By Gwen Sharp, Sociological Images
The New York Times recently reported the results of a study of racial disparities in bankruptcy filings. When filing personal bankruptcy, most people have two options: Chapter 7 and Chapter 13. With Chapter 7, you have to turn over all non-exempt assets, which will be used to pay off as much of your debts as possible; you’re then free from any further obligation regarding the debts included in the case. Under Chapter 13, on the other hand, you have to continue to try to pay your debts for 3-5 years. There are reasons a person might sometimes prefer Chapter 13 (especially if they have particularly valuable assets they do not want to turn over), but generally, it’s more expensive to file for and, obviously, provides less financial relief from debts.

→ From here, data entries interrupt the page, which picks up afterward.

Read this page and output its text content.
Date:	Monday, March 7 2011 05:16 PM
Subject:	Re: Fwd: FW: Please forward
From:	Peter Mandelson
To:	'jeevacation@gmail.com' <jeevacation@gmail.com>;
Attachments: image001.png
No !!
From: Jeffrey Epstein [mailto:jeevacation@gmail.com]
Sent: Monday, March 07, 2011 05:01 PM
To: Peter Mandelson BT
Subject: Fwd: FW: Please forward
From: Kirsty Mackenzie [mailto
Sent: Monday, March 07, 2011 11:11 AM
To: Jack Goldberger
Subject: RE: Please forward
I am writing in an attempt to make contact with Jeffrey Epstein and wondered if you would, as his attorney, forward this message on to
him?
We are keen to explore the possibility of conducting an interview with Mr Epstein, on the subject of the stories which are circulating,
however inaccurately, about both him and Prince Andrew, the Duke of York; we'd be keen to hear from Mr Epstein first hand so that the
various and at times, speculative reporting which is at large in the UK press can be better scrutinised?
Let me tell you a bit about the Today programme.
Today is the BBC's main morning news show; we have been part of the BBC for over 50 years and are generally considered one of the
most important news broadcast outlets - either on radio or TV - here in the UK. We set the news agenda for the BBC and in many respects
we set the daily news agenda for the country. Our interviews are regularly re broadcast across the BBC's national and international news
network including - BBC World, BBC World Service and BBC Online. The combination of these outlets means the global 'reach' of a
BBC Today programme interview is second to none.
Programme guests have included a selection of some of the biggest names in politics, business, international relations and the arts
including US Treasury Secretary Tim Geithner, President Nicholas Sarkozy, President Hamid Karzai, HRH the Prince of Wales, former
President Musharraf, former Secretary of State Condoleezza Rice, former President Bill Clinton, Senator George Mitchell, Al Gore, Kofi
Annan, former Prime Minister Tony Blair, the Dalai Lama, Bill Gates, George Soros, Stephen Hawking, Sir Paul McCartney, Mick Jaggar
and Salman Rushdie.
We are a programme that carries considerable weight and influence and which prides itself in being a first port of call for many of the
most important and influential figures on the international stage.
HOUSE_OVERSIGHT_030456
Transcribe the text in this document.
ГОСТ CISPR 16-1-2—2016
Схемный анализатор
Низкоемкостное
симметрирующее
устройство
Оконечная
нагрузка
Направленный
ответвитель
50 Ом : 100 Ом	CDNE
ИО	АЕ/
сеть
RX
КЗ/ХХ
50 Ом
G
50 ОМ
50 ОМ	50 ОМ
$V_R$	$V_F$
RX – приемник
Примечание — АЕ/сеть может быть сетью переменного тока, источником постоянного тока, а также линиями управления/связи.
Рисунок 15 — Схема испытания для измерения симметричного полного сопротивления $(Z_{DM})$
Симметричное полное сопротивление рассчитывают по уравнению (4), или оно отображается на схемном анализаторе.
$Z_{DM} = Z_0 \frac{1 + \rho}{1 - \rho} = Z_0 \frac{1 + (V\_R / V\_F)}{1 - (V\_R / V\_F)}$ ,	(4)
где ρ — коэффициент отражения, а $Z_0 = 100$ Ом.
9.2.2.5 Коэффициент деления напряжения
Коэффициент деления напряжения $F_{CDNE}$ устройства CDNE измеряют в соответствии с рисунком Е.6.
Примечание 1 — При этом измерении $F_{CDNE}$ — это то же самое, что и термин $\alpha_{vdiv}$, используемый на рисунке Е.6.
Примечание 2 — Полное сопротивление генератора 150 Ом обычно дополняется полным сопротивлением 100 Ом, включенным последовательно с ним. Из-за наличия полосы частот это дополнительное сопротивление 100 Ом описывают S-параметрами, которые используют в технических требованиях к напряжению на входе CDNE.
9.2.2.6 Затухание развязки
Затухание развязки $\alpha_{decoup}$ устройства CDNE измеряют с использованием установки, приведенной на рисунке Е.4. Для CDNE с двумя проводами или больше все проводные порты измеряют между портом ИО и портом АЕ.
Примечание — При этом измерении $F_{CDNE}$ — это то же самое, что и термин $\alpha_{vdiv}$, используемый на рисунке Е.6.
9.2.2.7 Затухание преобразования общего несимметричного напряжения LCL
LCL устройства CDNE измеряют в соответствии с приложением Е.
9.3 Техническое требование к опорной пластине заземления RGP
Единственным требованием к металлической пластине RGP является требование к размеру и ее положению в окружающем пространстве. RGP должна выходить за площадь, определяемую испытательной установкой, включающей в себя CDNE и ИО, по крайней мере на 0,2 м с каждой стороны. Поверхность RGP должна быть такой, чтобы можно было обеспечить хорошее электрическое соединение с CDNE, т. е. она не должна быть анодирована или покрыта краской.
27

According to Braucher et al. (2012), the authors of the study, overall about 30% of personal bankruptcies are filed under Chapter 13.
But in their study, Braucher et al. found that African Americans were significantly more likely to file for Chapter 13 and more likely than they would expect when controlling for things that might make Chapter 13 more attractive.
Rates of Chapter 13 filings vary quite a bit across different judicial districts, but African Americans consistently filed Chapter 13 at a higher rate than other groups, regardless of what the overall rate was.
Braucher et al. suggest that attorneys play a key role here. They sent surveys to 596 randomly-selected attorneys who represent individuals filing for bankruptcy, providing information about a married couple considering bankruptcy; 262 of the attorneys responded. When the potential filers gave the names Reggie and Latisha, attorneys were more likely to recommend Chapter 13 than when they gave the names Todd and Allison, suggesting that attorneys may play a role in tracking clients toward different bankruptcy options based on race.
The result is that African Americans are, overall, more likely to use the version of personal bankruptcy that costs them more and requires them to continue struggling to pay their debts for several more years, reducing the immediate relief most people assume bankruptcy provides.